Traditionally it went flight, hotel, ground transportation, things to do. Some airlines have made a lot of money from the selling of rooms to guests, but it has often come at the cost of selling someone else’s brand and it cannot be described as seamless.
I believe the technology is now in place to really make this work and drive mutually profitable relationships.
That’s why I believe now is the time to start integrating our industries through more real-time connectivity and data sharing.
We’ll need open-architecture solutions that anyone can adapt, while also ensuring customer privacy and data security. Let’s come together, share what we can, and unlock new pathways toward greater collaboration.
Why now? Because more than 19 billion travellers are expected to pass through global airports annually by 2040, according to an Oliver Wyman report, with a 5.8% annual growth rate in passenger flow between now and 2024. Will we be ready for such a massive increase in demand?
Artificial Intelligence will surely play a critical role. We’re only beginning to explore what an AI-enabled travel and hospitality ecosystem might look like.
But we know for sure that AI will be used to further customise and personalise the end-to-end travel experience, and for customer predictive analytics.
Speaking of our customers, 2022 was a record year for travel and hospitality. It’s unlikely we’ll see another year like that for some time.
In 2023, we’re seeing the travel supply and demand curve smooth out at scale. In other words, it’s becoming somewhat easier to anticipate demand fluctuations as travellers return to their pre-pandemic routines.
The big uncertainty for travellers remains the ongoing delays and disruptions across the aviation ecosystem.
When major disruptions occur, people have less confidence in the reliability (or safety) of the airport or airline. So, strengthening and maintaining traveller confidence will be critical as we move toward a future state of frictionless travel.
As airlines continue to increase their inventory and routes in the coming years, hoteliers should consider how and where they’re going to source their demand while being ready for unanticipated disruptions.
In turn, the airline industry would benefit from stronger data connections to hub city hotels, and the Online Travel Agencies that support them.

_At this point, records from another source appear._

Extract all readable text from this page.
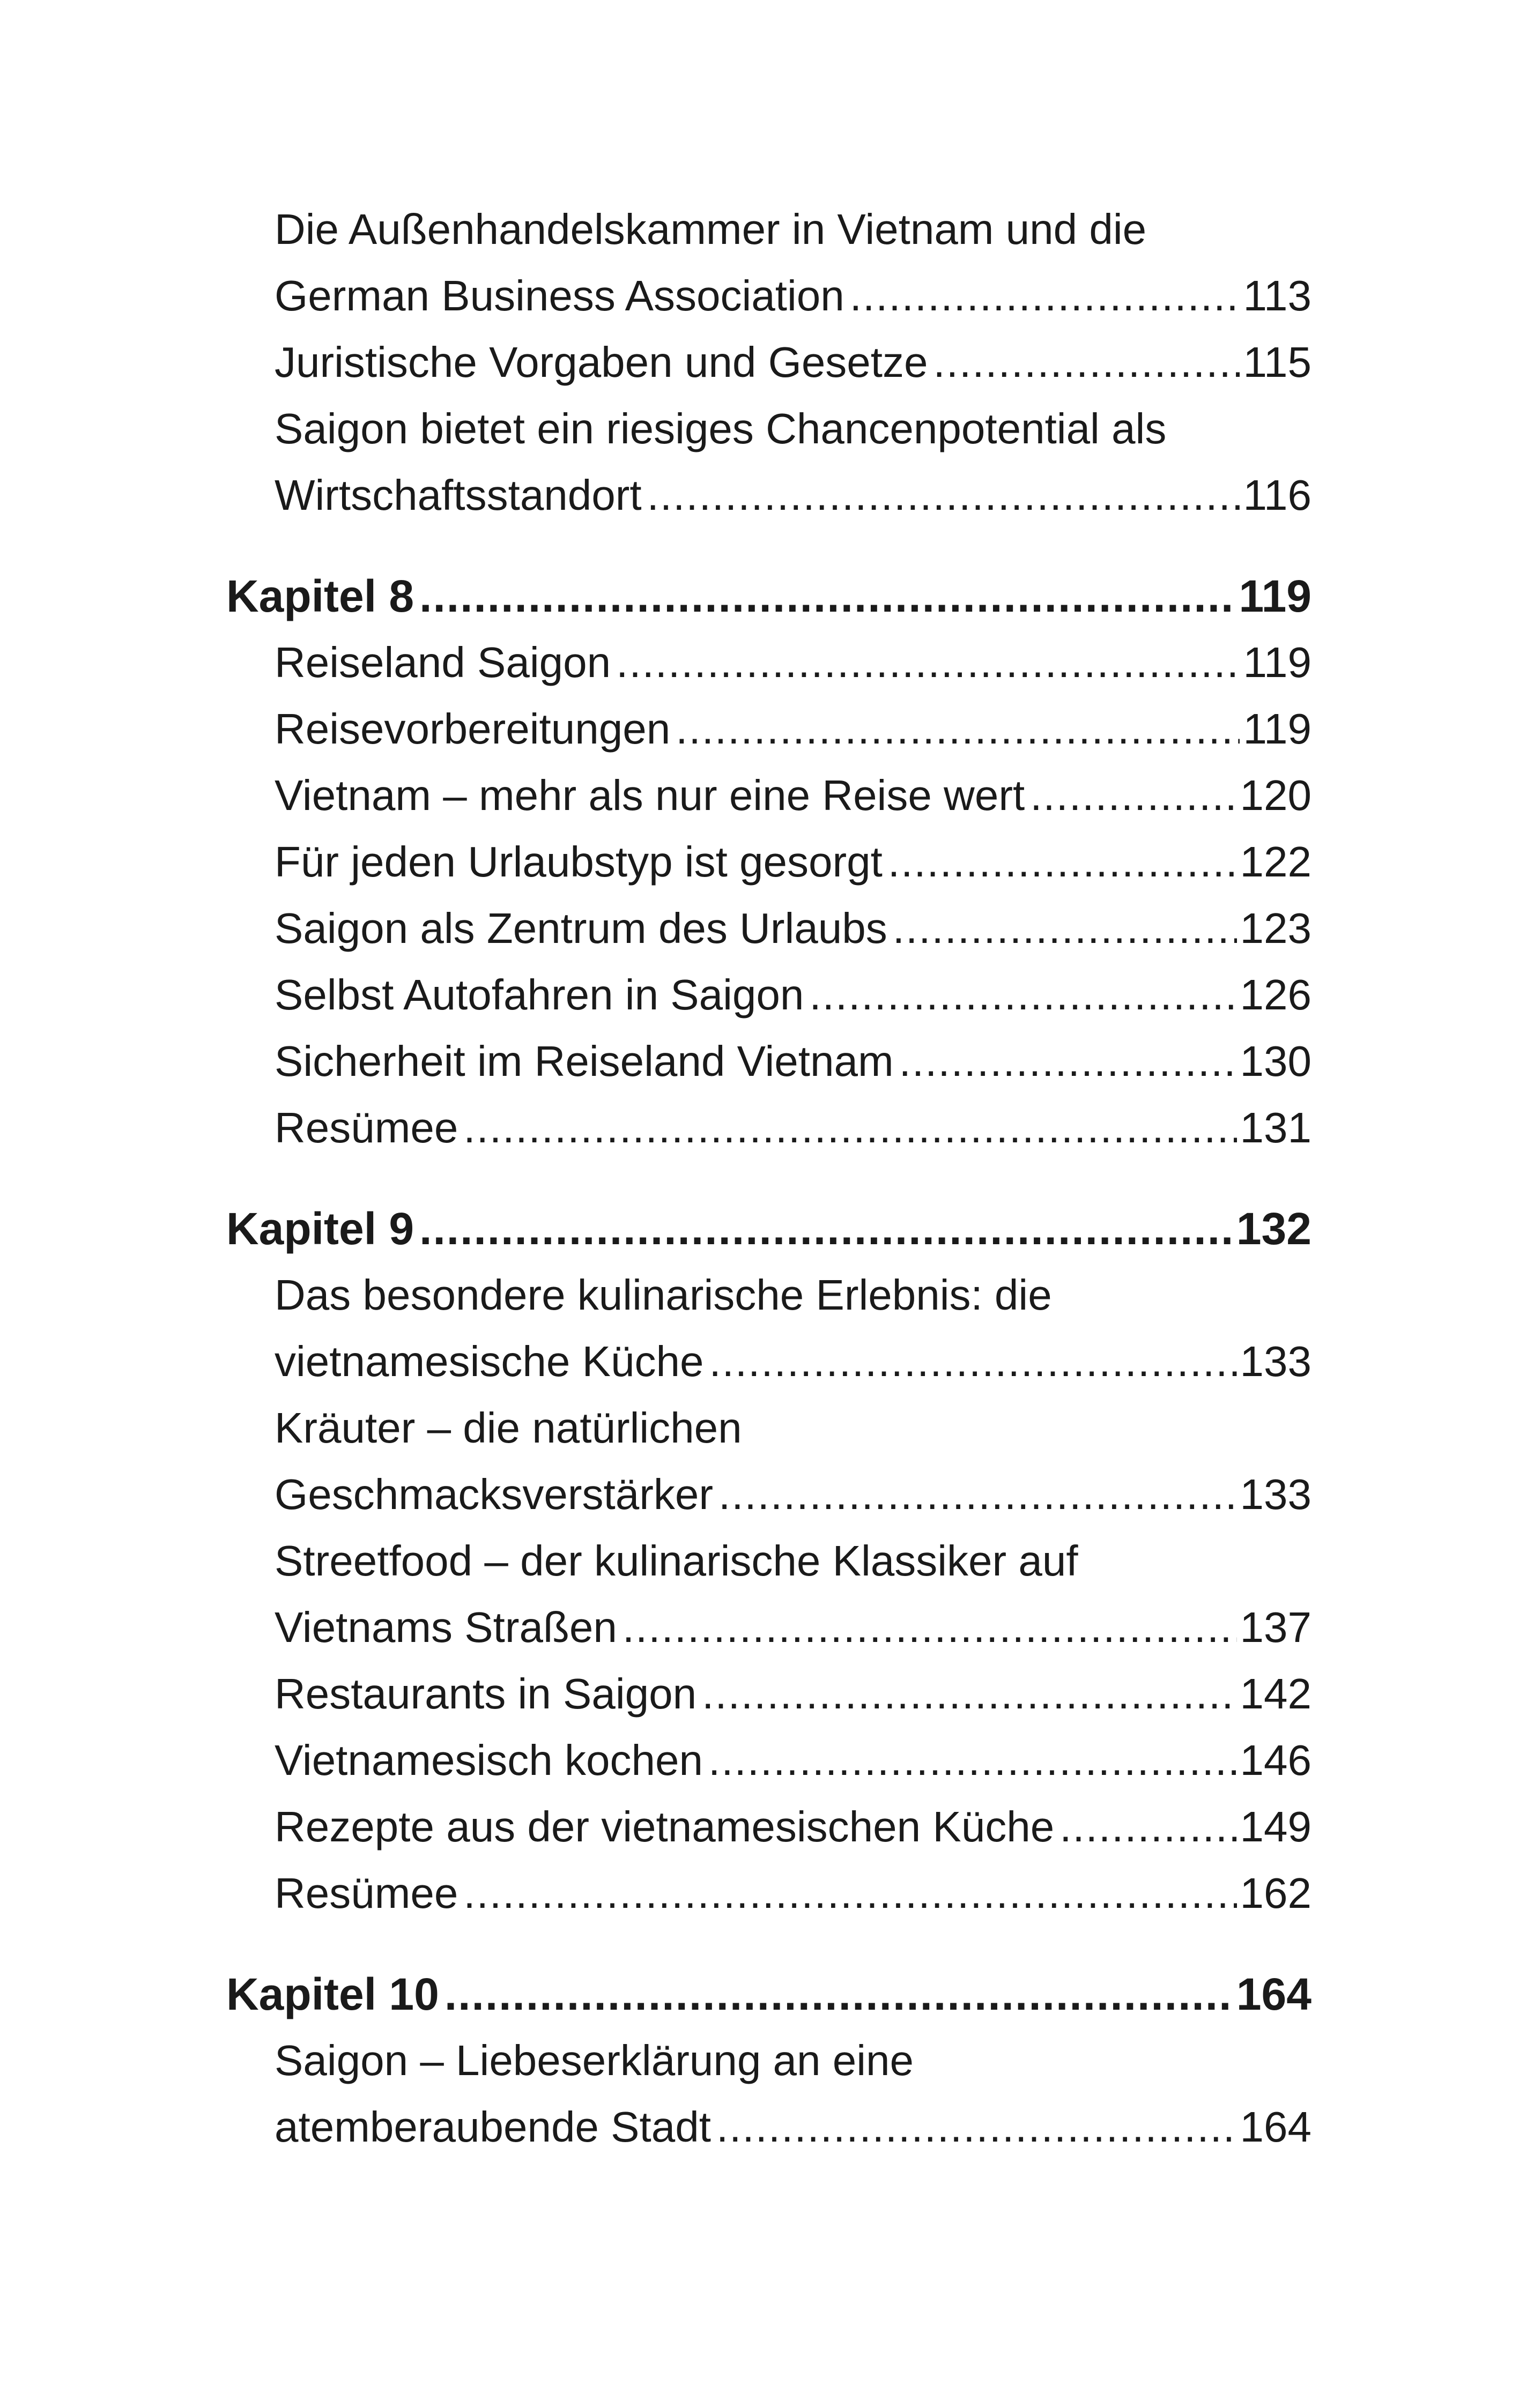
Die Außenhandelskammer in Vietnam und die
German Business Association .....	113
Juristische Vorgaben und Gesetze .....	115
Saigon bietet ein riesiges Chancenpotential als
Wirtschaftsstandort .....	116
Kapitel 8 .....	119
Reiseland Saigon .....	119
Reisevorbereitungen .....	119
Vietnam – mehr als nur eine Reise wert .....	120
Für jeden Urlaubstyp ist gesorgt .....	122
Saigon als Zentrum des Urlaubs .....	123
Selbst Autofahren in Saigon .....	126
Sicherheit im Reiseland Vietnam .....	130
Resümee .....	131
Kapitel 9 .....	132
Das besondere kulinarische Erlebnis: die
vietnamesische Küche .....	133
Kräuter – die natürlichen
Geschmacksverstärker .....	133
Streetfood – der kulinarische Klassiker auf
Vietnams Straßen .....	137
Restaurants in Saigon .....	142
Vietnamesisch kochen .....	146
Rezepte aus der vietnamesischen Küche .....	149
Resümee .....	162
Kapitel 10 .....	164
Saigon – Liebeserklärung an eine
atemberaubende Stadt .....	164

My sincere hope is that the next generation of customer data solutions integrates the travellers’ end-to-end experience – from search and booking and getting there, to the hotel stay and returning home. It’s all part of the interconnected traveller journey and travel ecosystem.
In conclusion, let’s continue to expand the dialogue between the aviation and hospitality sectors.
Let’s challenge each other to collaborate better so both our industries become smarter and more agile over time.
If we work better together in the years ahead, our customers will certainly thank us for it.